La mission souligne la nécessité de faire évoluer le droit et la pratique en matière de prix de transfert. À cet égard, elle recommande de réfléchir à une évolution législative du contenu de l’article 57 du CGI sur les prix de transfert afin que la loi détermine directement de façon suffisamment précise les règles d’assiette fiscale induites par ce dispositif. Elle propose également de développer les mesures infralégislatives en matière de prix de transfert. Il s’agit notamment de compléter les commentaires de l’article 57 figurant dans le BOFiP pour y préciser plus en détail les différentes méthodes de fixation des prix de transfert et la façon dont l’administration peut contester la valorisation réalisée par les entreprises. Il est également recommandé de procéder à l’actualisation et à l’enrichissement du guide sur les prix de transfert publié par la DGFiP en l’étendant à toutes les entreprises, et de réfléchir à son évolution en « Charte en matière de prix de transfert », qui serait opposable et préciserait aux entreprises, de façon synthétique et complèterait les méthodes de valorisation existantes, les hypothèses privilégiées de recours à chacune d’elles, des cas-types d’illustration et des exemples de contentieux liés à la valorisation. Enfin, la mission conseille de consacrer de façon explicite dans les travaux parlementaires la référence aux travaux de l’OCDE en matière de prix de transfert, en attendant les conclusions d’une analyse de droit comparé sur le sujet. Enfin, il est également recommandé de mieux identifier les difficultés auxquelles l’administration peut faire face en matière de prix de transfert et l’accompagner dans l’utilisation de la méthode du partage de bénéfices.

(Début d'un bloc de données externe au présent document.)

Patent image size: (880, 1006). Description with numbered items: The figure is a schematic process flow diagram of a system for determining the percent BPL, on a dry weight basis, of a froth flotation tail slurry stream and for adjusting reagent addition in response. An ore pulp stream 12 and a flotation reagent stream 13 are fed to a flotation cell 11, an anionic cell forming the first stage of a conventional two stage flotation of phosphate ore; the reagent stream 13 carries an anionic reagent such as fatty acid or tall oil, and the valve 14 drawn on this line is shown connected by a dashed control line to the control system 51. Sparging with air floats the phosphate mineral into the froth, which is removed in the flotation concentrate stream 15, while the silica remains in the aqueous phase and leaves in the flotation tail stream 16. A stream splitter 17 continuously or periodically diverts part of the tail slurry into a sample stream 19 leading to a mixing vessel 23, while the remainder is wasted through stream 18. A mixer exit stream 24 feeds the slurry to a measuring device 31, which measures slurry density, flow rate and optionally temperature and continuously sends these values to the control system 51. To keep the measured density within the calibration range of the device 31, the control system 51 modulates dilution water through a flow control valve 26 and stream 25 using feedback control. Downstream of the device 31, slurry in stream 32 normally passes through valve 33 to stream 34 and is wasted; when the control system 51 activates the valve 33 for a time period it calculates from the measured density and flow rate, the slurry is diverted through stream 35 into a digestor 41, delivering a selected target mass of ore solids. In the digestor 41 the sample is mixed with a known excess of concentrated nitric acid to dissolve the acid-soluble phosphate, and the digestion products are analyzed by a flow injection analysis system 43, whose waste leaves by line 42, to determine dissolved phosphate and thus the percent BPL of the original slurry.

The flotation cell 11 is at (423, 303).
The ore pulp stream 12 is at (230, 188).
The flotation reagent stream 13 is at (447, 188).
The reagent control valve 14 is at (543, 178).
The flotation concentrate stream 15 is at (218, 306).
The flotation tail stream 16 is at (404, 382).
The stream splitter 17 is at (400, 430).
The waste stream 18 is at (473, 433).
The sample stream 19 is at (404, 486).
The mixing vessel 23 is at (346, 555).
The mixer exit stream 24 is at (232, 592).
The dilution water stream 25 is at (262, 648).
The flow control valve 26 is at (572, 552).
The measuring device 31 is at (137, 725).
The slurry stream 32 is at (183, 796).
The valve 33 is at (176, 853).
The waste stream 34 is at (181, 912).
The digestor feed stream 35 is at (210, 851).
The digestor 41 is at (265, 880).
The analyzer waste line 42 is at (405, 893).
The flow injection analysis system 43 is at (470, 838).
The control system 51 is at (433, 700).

Le rôle des acteurs publics

Pour une administration ouverte et innovante, la mission préconise d’accroître les mobilités sortantes et entrantes de l’administration fiscale en facilitant le recrutement d’experts contractuels dans les services de contrôles sur des postes de fiscalistes, de statisticiens, d’informaticiens et d’économistes et en favorisant les mobilités externes des agents de services de contrôle au sein d’entreprises, et de cabinets de conseil (proposition 14). Enfin, afin de mieux associer le Parlement aux négociations européennes, elle recommande que ce dernier, avant les réunions du Conseil de l’Union européenne, donne au gouvernement un mandat politique de négociation fixant le cadre général de la position française et les points de vigilance (proposition 15).